Since this takes a long time, we only create the file if it doesn't already exist, so it is only created the first time this notebook is run.
**Note that this will cause a problem if you add more sequencing files to upload after running the notebook, in that case the cell below will need to altered.**

In [11]:
tar_filename = 'SRA_submission.tar'

if os.path.isfile(tar_filename):
    print(f"{tar_filename} already exists, not creating it again")
else:
    try:
        with tarfile.open(tar_filename, mode='w') as f:
            for i, tup in enumerate(submissions_tidy.itertuples()):
                print(f"Adding file {i + 1} of {len(submissions_tidy)} to {tar_filename}")
                f.add(tup.filename_fullpath, arcname=tup.filename)
            print(f"Added all files to {tar_filename}")
    except:
        if os.path.isfile(tar_filename):
            os.remove(tar_filename)
        raise

SRA_submission.tar already exists, not creating it again


See the size of the `*.tar` file to upload and make sure it has the expected files:

In [12]:
print(f"The size of {tar_filename} is {os.path.getsize(tar_filename) / 1e9:.1f} GB")

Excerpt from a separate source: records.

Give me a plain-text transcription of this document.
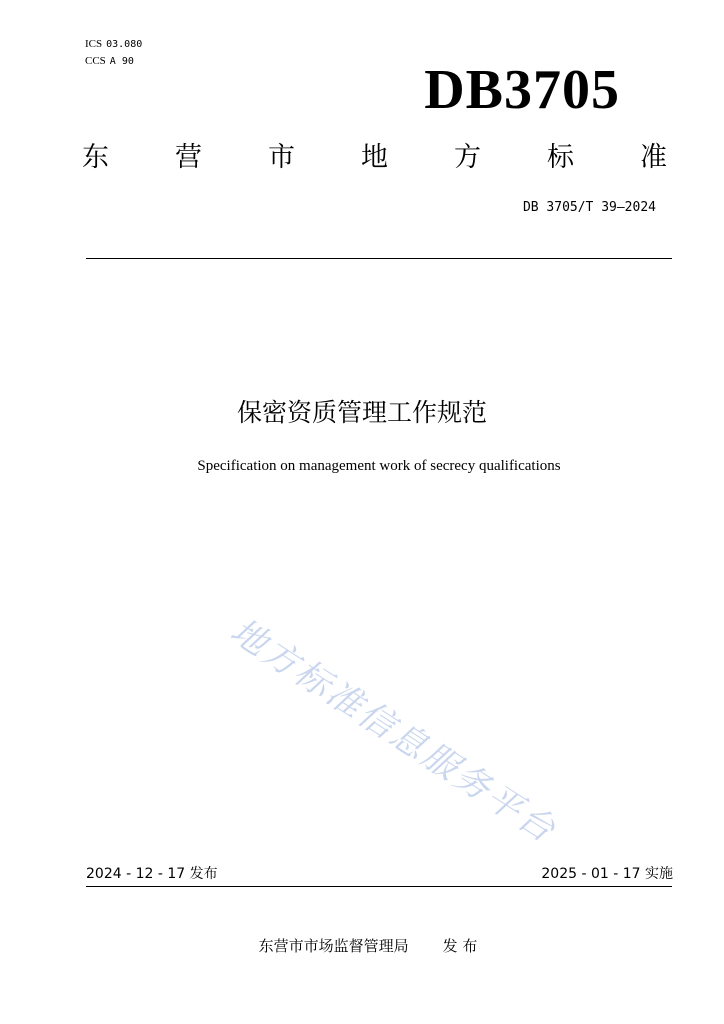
ICS 03.080
CCS A 90	DB3705
东 营 市 地 方 标 准
DB 3705/T 39—2024
保密资质管理工作规范
Specification on management work of secrecy qualifications
地方标准信息服务平台
2024 - 12 - 17 发布	2025 - 01 - 17 实施
东营市市场监督管理局 发 布
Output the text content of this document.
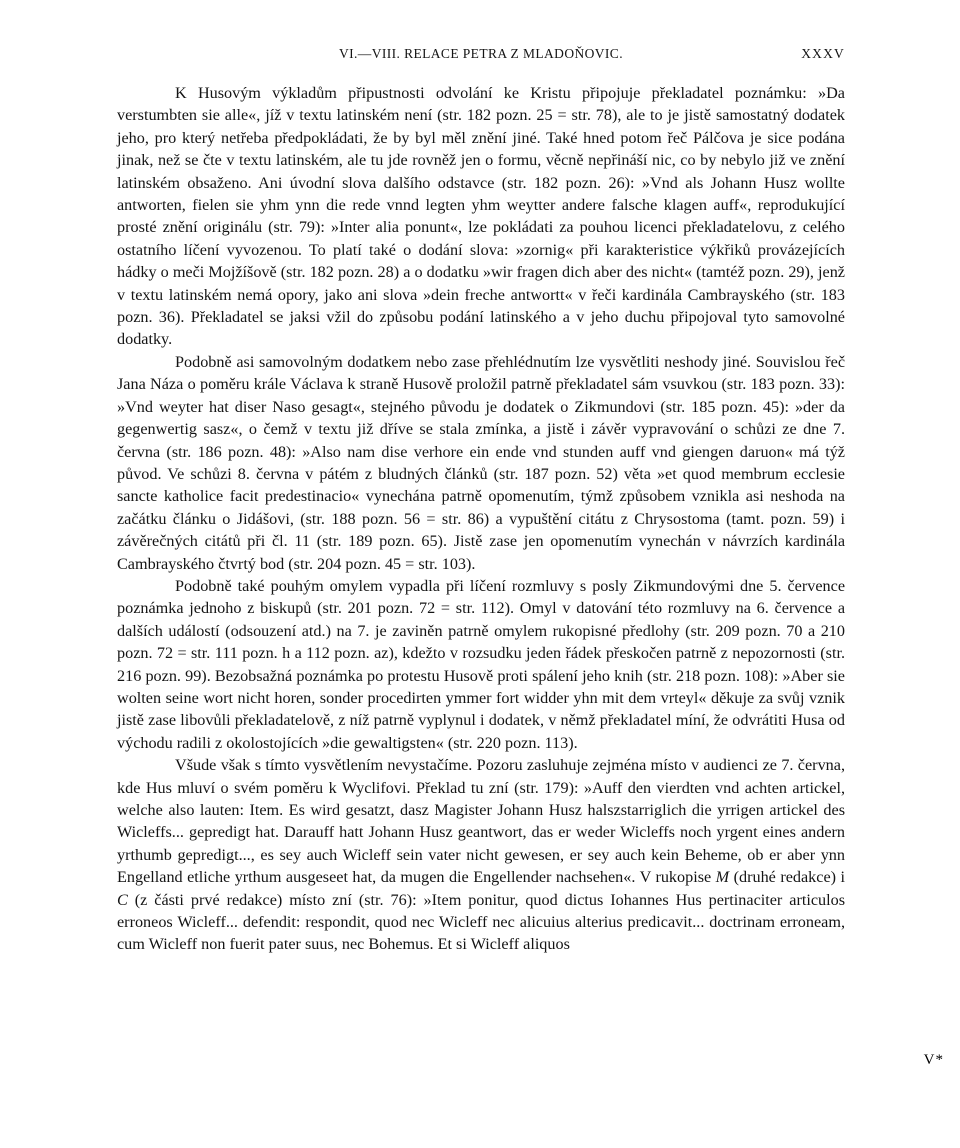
VI.—VIII. RELACE PETRA Z MLADOŇOVIC.	XXXV

K Husovým výkladům připustnosti odvolání ke Kristu připojuje překladatel poznámku: »Da verstumbten sie alle«, jíž v textu latinském není (str. 182 pozn. 25 = str. 78), ale to je jistě samostatný dodatek jeho, pro který netřeba předpokládati, že by byl měl znění jiné. Také hned potom řeč Pálčova je sice podána jinak, než se čte v textu latinském, ale tu jde rovněž jen o formu, věcně nepřináší nic, co by nebylo již ve znění latinském obsaženo. Ani úvodní slova dalšího odstavce (str. 182 pozn. 26): »Vnd als Johann Husz wollte antworten, fielen sie yhm ynn die rede vnnd legten yhm weytter andere falsche klagen auff«, reprodukující prosté znění originálu (str. 79): »Inter alia ponunt«, lze pokládati za pouhou licenci překladatelovu, z celého ostatního líčení vyvozenou. To platí také o dodání slova: »zornig« při karakteristice výkřiků provázejících hádky o meči Mojžíšově (str. 182 pozn. 28) a o dodatku »wir fragen dich aber des nicht« (tamtéž pozn. 29), jenž v textu latinském nemá opory, jako ani slova »dein freche antwortt« v řeči kardinála Cambrayského (str. 183 pozn. 36). Překladatel se jaksi vžil do způsobu podání latinského a v jeho duchu připojoval tyto samovolné dodatky.

Podobně asi samovolným dodatkem nebo zase přehlédnutím lze vysvětliti neshody jiné. Souvislou řeč Jana Náza o poměru krále Václava k straně Husově proložil patrně překladatel sám vsuvkou (str. 183 pozn. 33): »Vnd weyter hat diser Naso gesagt«, stejného původu je dodatek o Zikmundovi (str. 185 pozn. 45): »der da gegenwertig sasz«, o čemž v textu již dříve se stala zmínka, a jistě i závěr vypravování o schůzi ze dne 7. června (str. 186 pozn. 48): »Also nam dise verhore ein ende vnd stunden auff vnd giengen daruon« má týž původ. Ve schůzi 8. června v pátém z bludných článků (str. 187 pozn. 52) věta »et quod membrum ecclesie sancte katholice facit predestinacio« vynechána patrně opomenutím, týmž způsobem vznikla asi neshoda na začátku článku o Jidášovi, (str. 188 pozn. 56 = str. 86) a vypuštění citátu z Chrysostoma (tamt. pozn. 59) i závěrečných citátů při čl. 11 (str. 189 pozn. 65). Jistě zase jen opomenutím vynechán v návrzích kardinála Cambrayského čtvrtý bod (str. 204 pozn. 45 = str. 103).

Podobně také pouhým omylem vypadla při líčení rozmluvy s posly Zikmundovými dne 5. července poznámka jednoho z biskupů (str. 201 pozn. 72 = str. 112). Omyl v datování této rozmluvy na 6. července a dalších událostí (odsouzení atd.) na 7. je zaviněn patrně omylem rukopisné předlohy (str. 209 pozn. 70 a 210 pozn. 72 = str. 111 pozn. h a 112 pozn. az), kdežto v rozsudku jeden řádek přeskočen patrně z nepozornosti (str. 216 pozn. 99). Bezobsažná poznámka po protestu Husově proti spálení jeho knih (str. 218 pozn. 108): »Aber sie wolten seine wort nicht horen, sonder procedirten ymmer fort widder yhn mit dem vrteyl« děkuje za svůj vznik jistě zase libovůli překladatelově, z níž patrně vyplynul i dodatek, v němž překladatel míní, že odvrátiti Husa od východu radili z okolostojících »die gewaltigsten« (str. 220 pozn. 113).

Všude však s tímto vysvětlením nevystačíme. Pozoru zasluhuje zejména místo v audienci ze 7. června, kde Hus mluví o svém poměru k Wyclifovi. Překlad tu zní (str. 179): »Auff den vierdten vnd achten artickel, welche also lauten: Item. Es wird gesatzt, dasz Magister Johann Husz halszstarriglich die yrrigen artickel des Wicleffs... gepredigt hat. Darauff hatt Johann Husz geantwort, das er weder Wicleffs noch yrgent eines andern yrthumb gepredigt..., es sey auch Wicleff sein vater nicht gewesen, er sey auch kein Beheme, ob er aber ynn Engelland etliche yrthum ausgeseet hat, da mugen die Engellender nachsehen«. V rukopise M (druhé redakce) i C (z části prvé redakce) místo zní (str. 76): »Item ponitur, quod dictus Iohannes Hus pertinaciter articulos erroneos Wicleff... defendit: respondit, quod nec Wicleff nec alicuius alterius predicavit... doctrinam erroneam, cum Wicleff non fuerit pater suus, nec Bohemus. Et si Wicleff aliquos

V*
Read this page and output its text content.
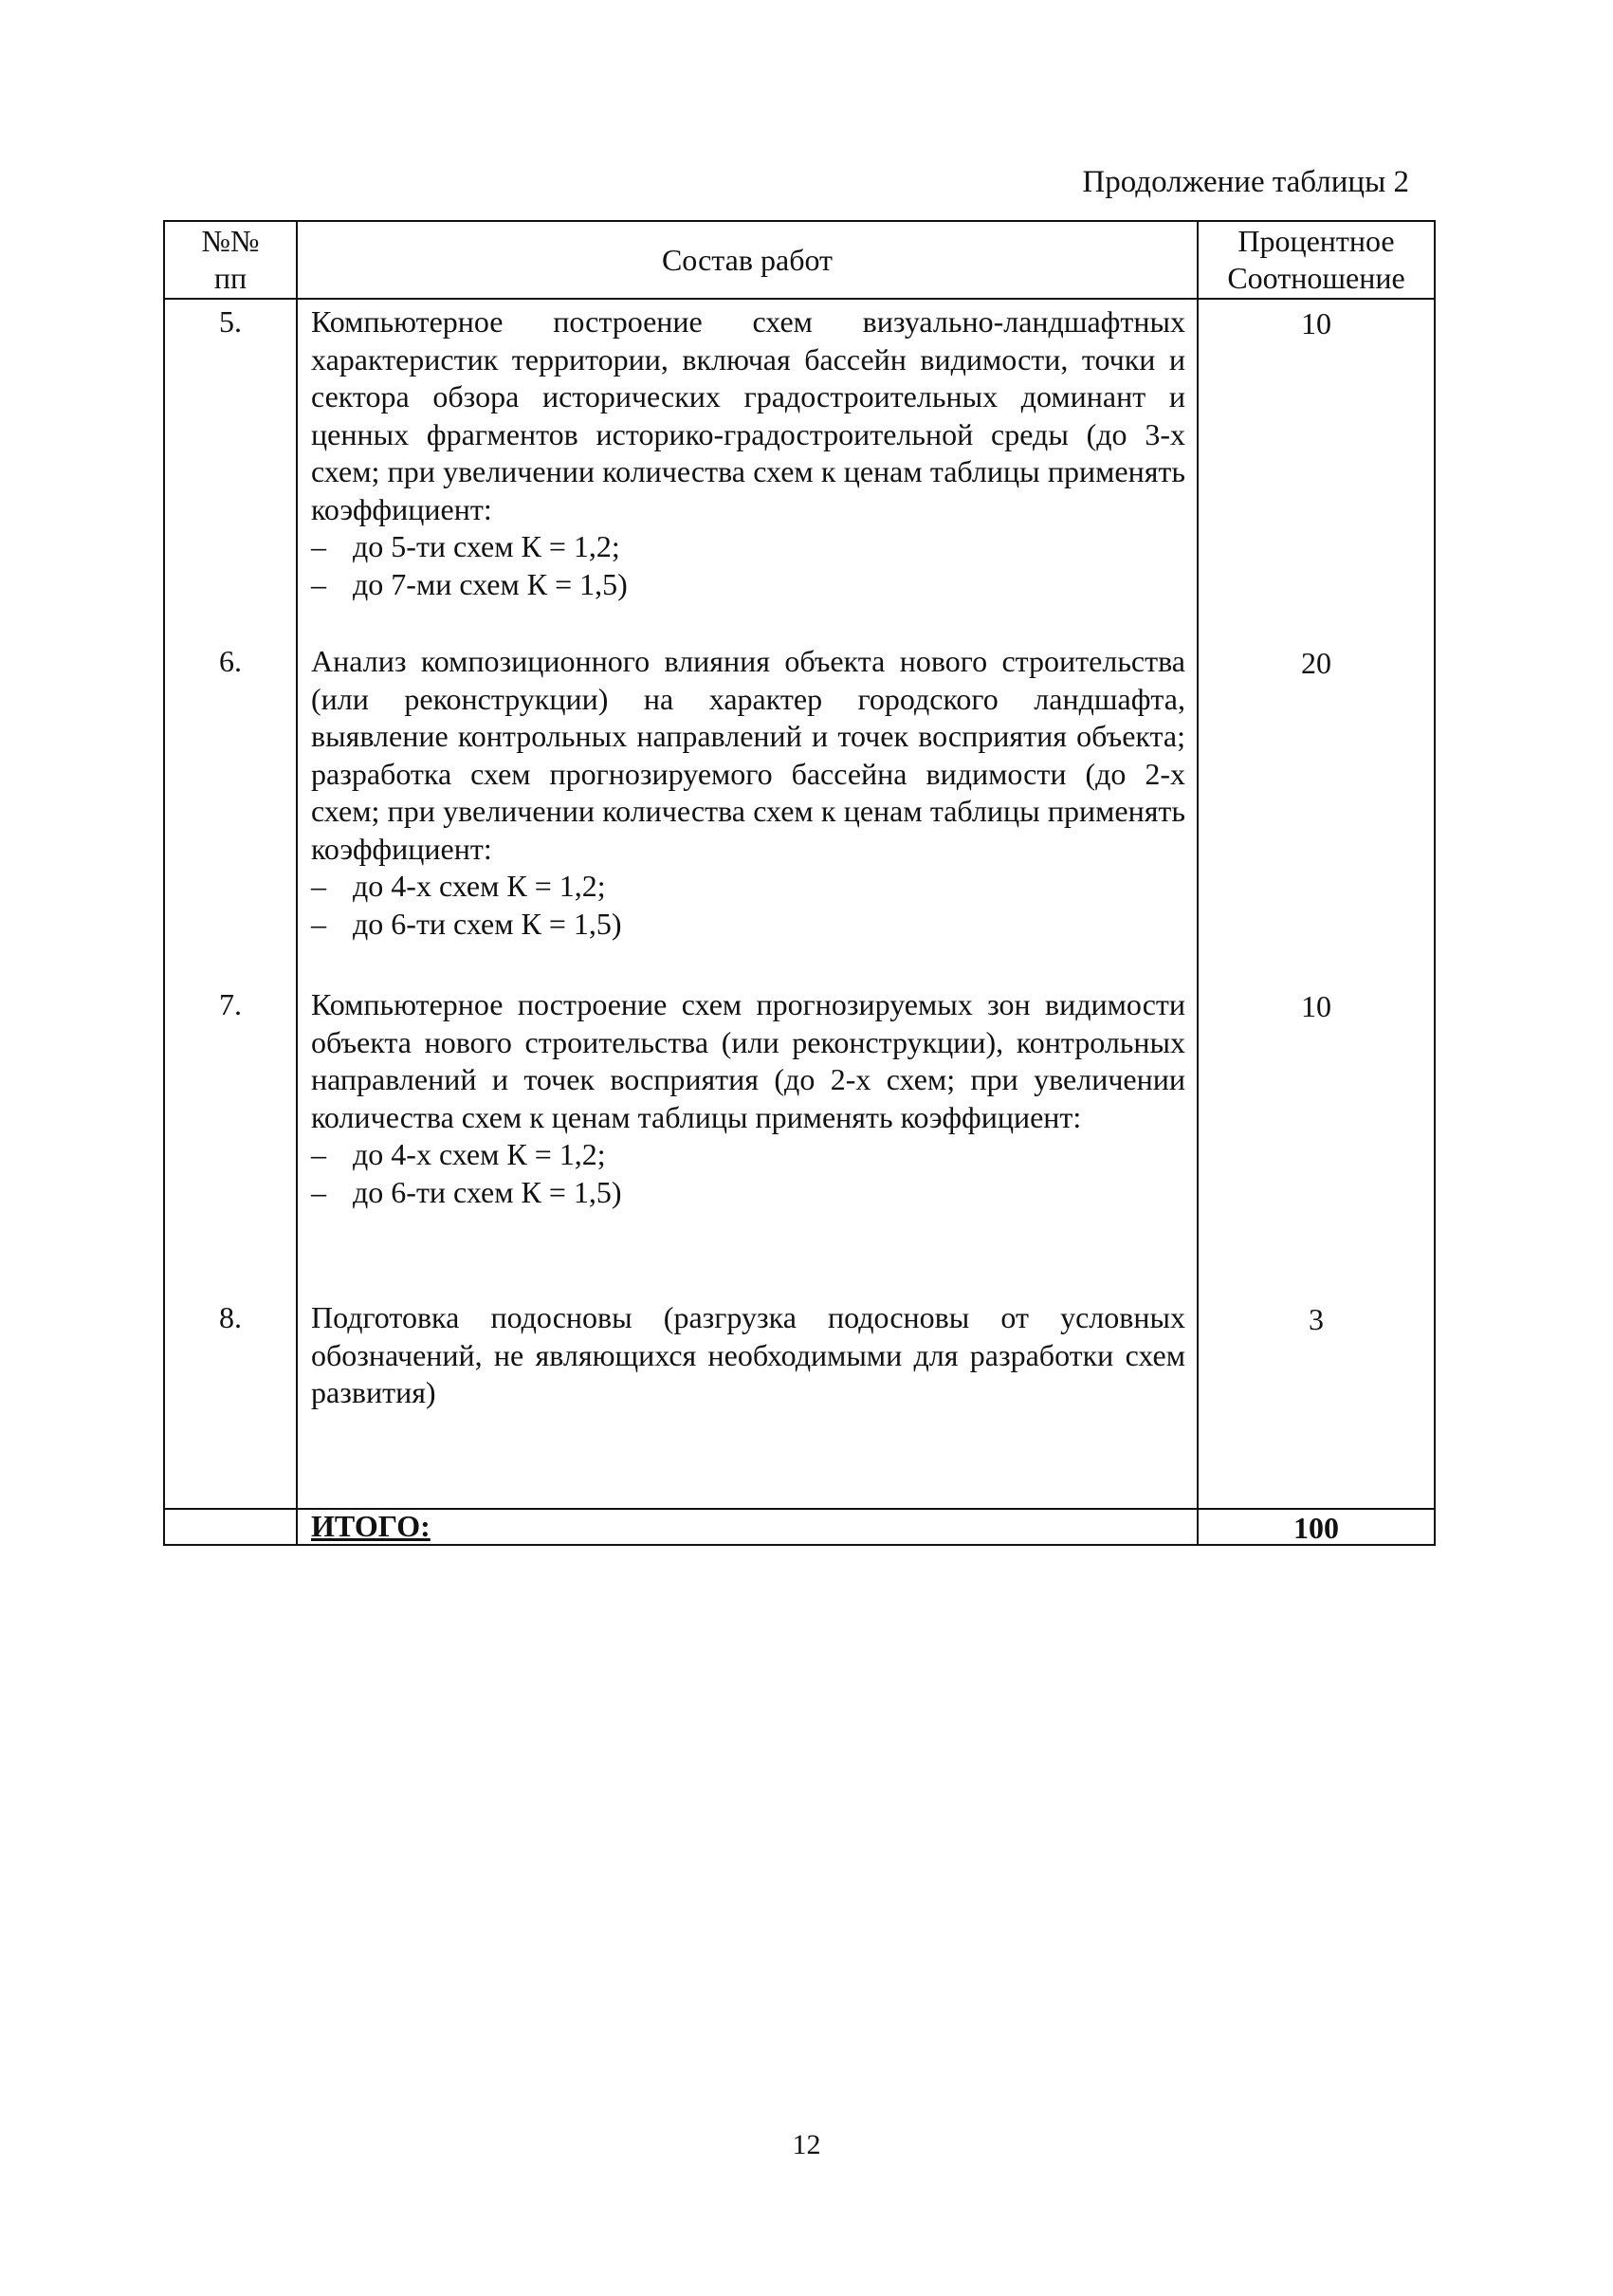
Продолжение таблицы 2
№№
пп	Состав работ	Процентное
Соотношение

5.	Компьютерное построение схем визуально-ландшафтных характеристик территории, включая бассейн видимости, точки и сектора обзора исторических градостроительных доминант и ценных фрагментов историко-градостроительной среды (до 3-х схем; при увеличении количества схем к ценам таблицы применять коэффициент:
– до 5-ти схем К = 1,2;
– до 7-ми схем К = 1,5)	10
6.	Анализ композиционного влияния объекта нового строительства (или реконструкции) на характер городского ландшафта, выявление контрольных направлений и точек восприятия объекта; разработка схем прогнозируемого бассейна видимости (до 2-х схем; при увеличении количества схем к ценам таблицы применять коэффициент:
– до 4-х схем К = 1,2;
– до 6-ти схем К = 1,5)	20
7.	Компьютерное построение схем прогнозируемых зон видимости объекта нового строительства (или реконструкции), контрольных направлений и точек восприятия (до 2-х схем; при увеличении количества схем к ценам таблицы применять коэффициент:
– до 4-х схем К = 1,2;
– до 6-ти схем К = 1,5)	10
8.	Подготовка подосновы (разгрузка подосновы от условных обозначений, не являющихся необходимыми для разработки схем развития)	3
	ИТОГО:	100
12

with tarfile.open(tar_filename) as f:
    files_in_tar = set(f.getnames())
if files_in_tar == set(submissions_tidy['filename']):
    print(f"{tar_filename} contains all {len(files_in_tar)} expected files.")
else:
    raise ValueError(f"{tar_filename} does not have all the expected files.")

The size of SRA_submission.tar is 26.2 GB
SRA_submission.tar contains all 376 expected files.


The SRA instructions then give several ways to upload; we will do it using the FTP method.
First, specify the FTP address, username, password, and subfolder given by the SRA submission wizard instructions.
In order to avoid having the password be public here, that is in a separate text file that is **not** included in the GitHub repo (so this needs to be run in Jesse's directory that has this password):

In [13]:
# the following are provided by SRA wizard insturctions
ftp_address = 'ftp-private.ncbi.nlm.nih.gov'
ftp_username = 'subftp'
ftp_account_folder = 'uploads/jbloom_fhcrc.org_IuMBgK44'
with open('ftp_password.txt') as f:
    ftp_password = f.read().strip()
    
# meaningful name for subfolder
ftp_subfolder = 'SARS-CoV-2-RBD_DMS'

Now create FTP connection and upload the TAR file.
Note that this takes a while.
If you are worried that it will timeout given the size of your file, you can run this notebook via `slurm` so there is no timing out:

In [14]:
print(f"Starting upload at {datetime.datetime.now()}")

with ftplib.FTP(ftp_address) as ftp:
    ftp.login(user=ftp_username,
              passwd=ftp_password,
              )
    ftp.cwd(ftp_account_folder)
    ftp.mkd(ftp_subfolder)
    ftp.cwd(ftp_subfolder)
    with open(tar_filename, 'rb') as f:
        ftp.storbinary(f"STOR {tar_filename}", f)
        
print(f"Finished upload at {datetime.datetime.now()}")

Starting upload at 2020-06-16 18:07:42.589806
Finished upload at 2020-06-17 00:45:05.078738


Finally, used the SRA wizard to select the `*.tar` archive and complete the submission.
Note that there is a warning of missing files since everything was uploaded as a `*.tar` rather than individual files.
They should all be found when you hit the button to proceed and the `*.tar` is unpacked.

There was then a message that the submission was processing, and data would be released immediately upon processing.
The submission number is `SUB7594564`.